Treatment: Treatment involves; Surgery to remove the uterus is recommended for most women with endometrial cancer. Most women with endometrial cancer undergo a procedure to remove the uterus (hysterectomy), as well as to remove the fallopian tubes and ovaries (salpingo-oophorectomy). A hysterectomy makes it impossible for you to have children in the future. Also, once your ovaries are removed, you'll experience menopause, if you haven't already. During surgery, your surgeon will also inspect the areas around your uterus to look for signs that cancer has spread. Your surgeon may also remove lymph nodes for testing. This helps determine your cancer's stage. Radiation Radiation therapy uses powerful energy beams, such as X-rays, to kill cancer cells. In some instances, your doctor may recommend radiation to reduce your risk of a cancer recurrence after surgery. In certain situations, radiation therapy may also be recommended before surgery, to shrink a tumor and make it easier to remove. If you aren't healthy enough to undergo surgery, you may opt for radiation therapy only. In women with advanced endometrial cancer, radiation therapy may help control cancer-related pain. Radiation therapy can involve: • Radiation from a machine outside your body. Called external beam radiation, during this procedure you lie on a table while a machine directs radiation to specific points on your body. • Radiation placed inside your body. Internal radiation (brachytherapy) involves placing a radiation-filled device, such as small seeds, wires or a cylinder, inside your vagina for a short period of time. Hormone therapy Hormone therapy involves taking medications that affect hormone levels in the body. Hormone therapy may be an option if you have advanced endometrial cancer that has spread beyond the uterus. Options include: • Medications to increase the amount of progesterone in your body. Synthetic progestin, a form of the hormone progesterone, may help stop endometrial cancer cells from growing. • Medications to reduce the amount of estrogen in your body. Hormone therapy drugs can help lower the levels of estrogen in your body or make it difficult for your body to use the available estrogen. Endometrial cancer cells that rely on estrogen to help them grow may die in response to these medications.

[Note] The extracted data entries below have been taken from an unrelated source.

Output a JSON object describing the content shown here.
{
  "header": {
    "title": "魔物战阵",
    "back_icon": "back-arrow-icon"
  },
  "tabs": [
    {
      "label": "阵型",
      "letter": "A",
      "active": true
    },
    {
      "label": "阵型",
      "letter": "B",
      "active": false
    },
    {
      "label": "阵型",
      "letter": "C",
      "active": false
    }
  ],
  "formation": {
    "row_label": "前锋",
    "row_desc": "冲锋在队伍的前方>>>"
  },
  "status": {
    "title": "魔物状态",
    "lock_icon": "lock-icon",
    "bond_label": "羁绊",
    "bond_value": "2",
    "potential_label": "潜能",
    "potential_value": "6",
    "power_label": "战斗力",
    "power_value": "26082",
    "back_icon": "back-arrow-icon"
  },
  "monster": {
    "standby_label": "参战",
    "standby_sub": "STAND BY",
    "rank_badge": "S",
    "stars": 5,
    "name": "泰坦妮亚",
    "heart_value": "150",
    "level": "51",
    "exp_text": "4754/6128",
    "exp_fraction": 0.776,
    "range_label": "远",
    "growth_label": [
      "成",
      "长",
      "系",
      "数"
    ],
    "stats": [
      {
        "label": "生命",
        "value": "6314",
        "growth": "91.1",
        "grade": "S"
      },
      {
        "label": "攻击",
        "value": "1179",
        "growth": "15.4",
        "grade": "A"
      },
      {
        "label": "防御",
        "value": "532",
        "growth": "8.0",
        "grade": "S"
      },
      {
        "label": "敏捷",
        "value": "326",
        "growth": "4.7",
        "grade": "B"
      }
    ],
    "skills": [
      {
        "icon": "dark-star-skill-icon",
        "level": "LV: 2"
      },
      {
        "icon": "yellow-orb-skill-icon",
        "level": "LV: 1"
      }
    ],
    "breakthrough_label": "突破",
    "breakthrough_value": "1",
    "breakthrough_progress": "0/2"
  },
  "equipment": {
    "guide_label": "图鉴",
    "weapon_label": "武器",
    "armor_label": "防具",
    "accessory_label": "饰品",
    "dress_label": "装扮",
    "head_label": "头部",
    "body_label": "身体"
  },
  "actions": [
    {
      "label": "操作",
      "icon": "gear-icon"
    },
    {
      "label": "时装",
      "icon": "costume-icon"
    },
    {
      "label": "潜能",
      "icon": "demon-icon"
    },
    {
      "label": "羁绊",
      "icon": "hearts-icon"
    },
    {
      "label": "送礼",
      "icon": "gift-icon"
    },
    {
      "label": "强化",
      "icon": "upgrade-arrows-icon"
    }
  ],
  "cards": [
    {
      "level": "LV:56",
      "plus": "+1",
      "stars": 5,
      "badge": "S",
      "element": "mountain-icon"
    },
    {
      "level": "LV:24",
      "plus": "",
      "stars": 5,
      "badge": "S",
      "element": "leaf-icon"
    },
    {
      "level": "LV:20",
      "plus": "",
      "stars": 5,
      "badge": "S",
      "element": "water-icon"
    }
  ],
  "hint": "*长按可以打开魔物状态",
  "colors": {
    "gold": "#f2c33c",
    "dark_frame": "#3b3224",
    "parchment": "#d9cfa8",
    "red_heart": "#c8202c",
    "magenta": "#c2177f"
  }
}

Chemotherapy Chemotherapy uses chemicals to kill cancer cells. You may receive one chemotherapy drug, or two or more drugs can be used in combination. You may receive chemotherapy drugs by pill (orally) or through your veins (intravenously). Chemotherapy may be recommended for women with advanced or recurrent endometrial cancer that has spread beyond the uterus. These drugs enter your bloodstream and then travel through your body, killing cancer cells.